Ciaran O’Driscoll’s new collection of poetry, ‘Angel Hour’, documents the process of searching for the right words to write; this is a commonplace enough observation to make, since any good poet is embarked on that journey. But here we have the struggle persistently revealed to us, while life, everyday life with all its dramas and frustrations, goes on. ‘And the TV took it on to report the daily numbers of the stricken and the slain/and told us to wash our hands or we’d become statistics’ he says of the Covid pandemic. That remorseless reporting  enhanced ‘my noxious dreams my cancelled travel plans my fears my paranoias envies and oddities’. But when he contemplates the figure of a pot-bellied Buddha in his garden, with a perpetual cosmic laugh ‘that brings everything scuttling back into place’, it makes him understand how the chiaroscuro aspects of existence must be  balanced if quiet of mind, and freedom to let go and ‘see the light’ are to be achieved.

 In ‘Tunnels’ he says the essence of achieving equilibrium is ‘to break out to the sunlit world at the far end of despair.’ The sunlit world is elusive, but can be approached by paying homage to other poets and meeting the challenges they face in trying to express an idea, an emotion. Robert Frost’s powerful poem ‘Stopping by Woods on a Snowy Evening’ has a stillness and simplicity that makes the reader feel nature writing has rarely been so distilled, and so plain. O’Driscoll examines the making of a poem so unassuming and so artless, and does it in Frost’s, and his own voices, (‘I didn’t stay with lovely, dark and deep’ ), making the reader share in the complexity of the creative process.

Often, as he has told us, the words the poet is striving for will not come. In ‘Uncreative Pages’ he plays a melodeon to aid or distract him from the elusive ‘shimmering sentence’ he is seeking. Once, he comes close to understanding how it might be mined, in the title poem ‘Angel Hour’, when on holiday, he falls into a light sleep, and a crack of thunder reveals to him a ranked file of angels standing ‘on a road of golden clouds that climbed into the sky.’ Reminiscent of the words of William Blake, they show in metaphor the process of imaginative creation, as well as that other, spiritual world transcending our corporeal desire for wine and ‘appetite’. He glimpses and comprehends how fasting opened visions for saints and martyrs of the church, revealing to them the glories of life beyond the body. When the life of the mind climbs like angels standing on golden clouds, the ‘basis of the poet’s being’ is liberated into creative action, and a ‘visceral shiver of delight’, (From ‘Dead Recital’) confirms the truth of the resulting poetry.
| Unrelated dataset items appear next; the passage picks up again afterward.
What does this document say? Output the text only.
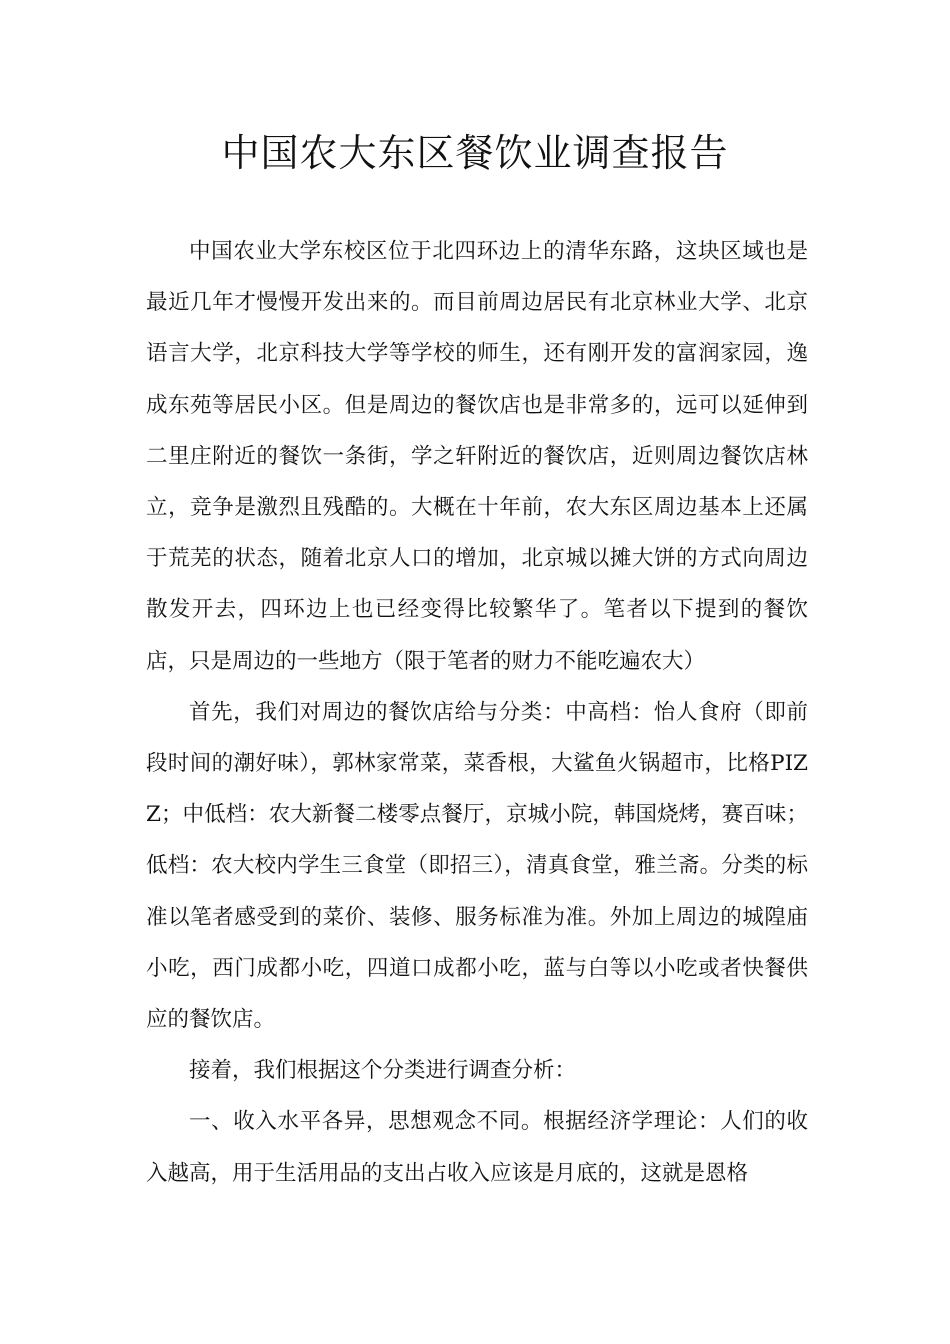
中国农大东区餐饮业调查报告

中国农业大学东校区位于北四环边上的清华东路，这块区域也是最近几年才慢慢开发出来的。而目前周边居民有北京林业大学、北京语言大学，北京科技大学等学校的师生，还有刚开发的富润家园，逸成东苑等居民小区。但是周边的餐饮店也是非常多的，远可以延伸到二里庄附近的餐饮一条街，学之轩附近的餐饮店，近则周边餐饮店林立，竞争是激烈且残酷的。大概在十年前，农大东区周边基本上还属于荒芜的状态，随着北京人口的增加，北京城以摊大饼的方式向周边散发开去，四环边上也已经变得比较繁华了。笔者以下提到的餐饮店，只是周边的一些地方（限于笔者的财力不能吃遍农大）

首先，我们对周边的餐饮店给与分类：中高档：怡人食府（即前段时间的潮好味），郭林家常菜，菜香根，大鲨鱼火锅超市，比格PIZZ；中低档：农大新餐二楼零点餐厅，京城小院，韩国烧烤，赛百味；低档：农大校内学生三食堂（即招三），清真食堂，雅兰斋。分类的标准以笔者感受到的菜价、装修、服务标准为准。外加上周边的城隍庙小吃，西门成都小吃，四道口成都小吃，蓝与白等以小吃或者快餐供应的餐饮店。

接着，我们根据这个分类进行调查分析：

一、收入水平各异，思想观念不同。根据经济学理论：人们的收入越高，用于生活用品的支出占收入应该是月底的，这就是恩格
‘My Builder’s Opinion of Light’  is a brilliant (I’m using the word advisedly) exercise in extended metaphor, and works on every level.  The builder is both muse and imagination itself. In order to liberate the mind into creative thought, to find exactly what one is searching to say, the moment when light can be caught is critical, but constantly elusive. But it is necessary to have faith in the process: ‘Be of unspeakable cheer, all that’s serene will come from nowhere,’ the builder/creative mind advises. The poet is transmogrified into a kind of celestial farmer: ‘I see you in star-studded wellingtons, robed in a mantle of the zodiac’, but also as a harvester of ideas, words, the shapes of words, the music of words.
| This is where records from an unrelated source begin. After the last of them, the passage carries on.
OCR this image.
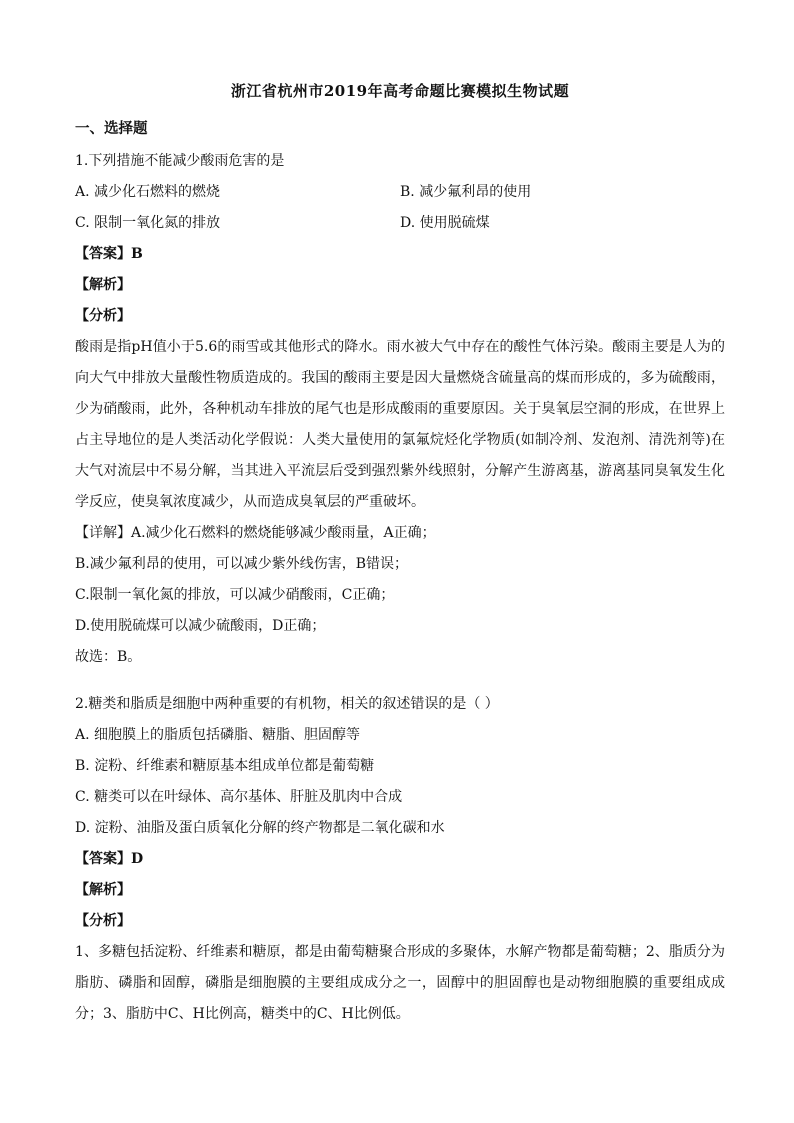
浙江省杭州市2019年高考命题比赛模拟生物试题

一、选择题

1.下列措施不能减少酸雨危害的是

A. 减少化石燃料的燃烧	B. 减少氟利昂的使用

C. 限制一氧化氮的排放	D. 使用脱硫煤

【答案】B

【解析】

【分析】

酸雨是指pH值小于5.6的雨雪或其他形式的降水。雨水被大气中存在的酸性气体污染。酸雨主要是人为的向大气中排放大量酸性物质造成的。我国的酸雨主要是因大量燃烧含硫量高的煤而形成的，多为硫酸雨，少为硝酸雨，此外，各种机动车排放的尾气也是形成酸雨的重要原因。关于臭氧层空洞的形成，在世界上占主导地位的是人类活动化学假说：人类大量使用的氯氟烷烃化学物质(如制冷剂、发泡剂、清洗剂等)在大气对流层中不易分解，当其进入平流层后受到强烈紫外线照射，分解产生游离基，游离基同臭氧发生化学反应，使臭氧浓度减少，从而造成臭氧层的严重破坏。

【详解】A.减少化石燃料的燃烧能够减少酸雨量，A正确；

B.减少氟利昂的使用，可以减少紫外线伤害，B错误；

C.限制一氧化氮的排放，可以减少硝酸雨，C正确；

D.使用脱硫煤可以减少硫酸雨，D正确；

故选：B。

2.糖类和脂质是细胞中两种重要的有机物，相关的叙述错误的是（ ）

A. 细胞膜上的脂质包括磷脂、糖脂、胆固醇等

B. 淀粉、纤维素和糖原基本组成单位都是葡萄糖

C. 糖类可以在叶绿体、高尔基体、肝脏及肌肉中合成

D. 淀粉、油脂及蛋白质氧化分解的终产物都是二氧化碳和水

【答案】D

【解析】

【分析】

1、多糖包括淀粉、纤维素和糖原，都是由葡萄糖聚合形成的多聚体，水解产物都是葡萄糖；2、脂质分为脂肪、磷脂和固醇，磷脂是细胞膜的主要组成成分之一，固醇中的胆固醇也是动物细胞膜的重要组成成分；3、脂肪中C、H比例高，糖类中的C、H比例低。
Being a poet is a lonely business, yet it is a business the poet has no choice but to bring alive. The natural world is an actor in this drama of creativity, and many of these poems are suffused with images of light and dark. The political, indifferent world functions both as a source of inspiration and a straitjacket for it: ‘the air ‘went the way of water, health, a place called home’. Despair is always hovering on the edge of the poet’s consciousness, and sun is sought to relieve the mood, even as he acknowledges he is ‘more of a moon man, me’. Maybe so, but there is no more honest poet than Mr. O’Driscoll. Accomplished, bringing integrity to his craft, he is a blessed inhabitant of the fortunate isles of imagination. For all who need poems in order to live, this anthology will bear reading and re-reading.

Angel Hour, SurVision Books, Dublin, August 2021. 90 pp, £10.39 at Amazon.